There are times, possums, when we cannot see the bear for the fur.
Come to think of it, there are also times when we can’t see a darn thing at all because our eyeballs are so riveted by the Gail Simmons poitrine. (And yes, we feel very guilty indeed to be constantly objectifying such an intelligent and accomplished woman, but what can we do, other than to ask Christian Bale’s stepmother to indulge and forgive us?)
At any rate, this was one such occasion of blindness, and, as is so often the case, it took another woman to open our eyes, none other than our beloved Ms. Dorothy Snarker, the eagle-eyed, martini-wielding hostess of the All-Gals-In Pink-Triangular Table:
Watching the video above, we had not been able to see past les bazooms de Gail, and we had missed the most important thing of all, which La Snarker brought to our attention and provided photographic evidence for: Ursus Major Tom Colicchio eats bears!
We have not been so shocked since learning—spoiler alert!—that Soylent Green is people. Oh Tom Colicchio, how could you?

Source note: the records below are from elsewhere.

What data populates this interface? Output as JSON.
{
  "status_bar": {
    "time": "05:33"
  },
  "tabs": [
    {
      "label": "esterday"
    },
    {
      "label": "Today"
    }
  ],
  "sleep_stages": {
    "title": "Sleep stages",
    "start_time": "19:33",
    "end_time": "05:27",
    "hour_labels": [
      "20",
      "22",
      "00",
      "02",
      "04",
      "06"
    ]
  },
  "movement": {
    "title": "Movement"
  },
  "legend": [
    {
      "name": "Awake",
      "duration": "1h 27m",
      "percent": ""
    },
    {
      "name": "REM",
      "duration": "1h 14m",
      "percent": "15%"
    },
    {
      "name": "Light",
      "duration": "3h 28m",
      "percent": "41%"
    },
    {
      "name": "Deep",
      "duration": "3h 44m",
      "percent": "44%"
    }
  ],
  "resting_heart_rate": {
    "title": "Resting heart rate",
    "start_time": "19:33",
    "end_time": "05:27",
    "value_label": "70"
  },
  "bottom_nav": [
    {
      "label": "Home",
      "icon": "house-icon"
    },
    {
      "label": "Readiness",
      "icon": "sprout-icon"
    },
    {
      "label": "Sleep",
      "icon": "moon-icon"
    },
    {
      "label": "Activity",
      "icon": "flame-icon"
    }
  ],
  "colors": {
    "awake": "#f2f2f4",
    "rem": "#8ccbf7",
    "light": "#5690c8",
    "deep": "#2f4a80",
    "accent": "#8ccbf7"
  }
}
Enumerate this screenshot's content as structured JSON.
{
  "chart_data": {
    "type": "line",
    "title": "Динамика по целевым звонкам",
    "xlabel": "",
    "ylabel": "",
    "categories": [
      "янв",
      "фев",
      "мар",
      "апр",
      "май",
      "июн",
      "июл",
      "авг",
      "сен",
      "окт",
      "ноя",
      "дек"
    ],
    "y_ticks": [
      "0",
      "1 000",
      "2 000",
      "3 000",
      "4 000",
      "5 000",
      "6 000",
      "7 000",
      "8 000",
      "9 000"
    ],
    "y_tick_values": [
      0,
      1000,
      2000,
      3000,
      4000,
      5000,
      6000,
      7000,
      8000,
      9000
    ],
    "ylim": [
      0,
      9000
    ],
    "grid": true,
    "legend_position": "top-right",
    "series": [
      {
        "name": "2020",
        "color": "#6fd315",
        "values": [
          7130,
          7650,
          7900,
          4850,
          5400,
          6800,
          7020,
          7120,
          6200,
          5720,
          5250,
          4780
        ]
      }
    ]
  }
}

“There’s always room for Gummi Bears,” you say, a phrase that is sure to haunt the dreams of cubs across America. Perhaps a turn as spokesman for Gummi Bears is in order once the Diet Coke campaign is done? (Come to think of it, isn’t it fitting that Colicchio’s shilling for Diet Coke and choice of Hosea Rosenberg as Top Chef should have come at roughly the same time? After all, as Miss XaXa put, Hosea is the Diet Coke of Top Chefs—bland, a poor substitute for the real thing, and leaves a bad taste in your mouth.)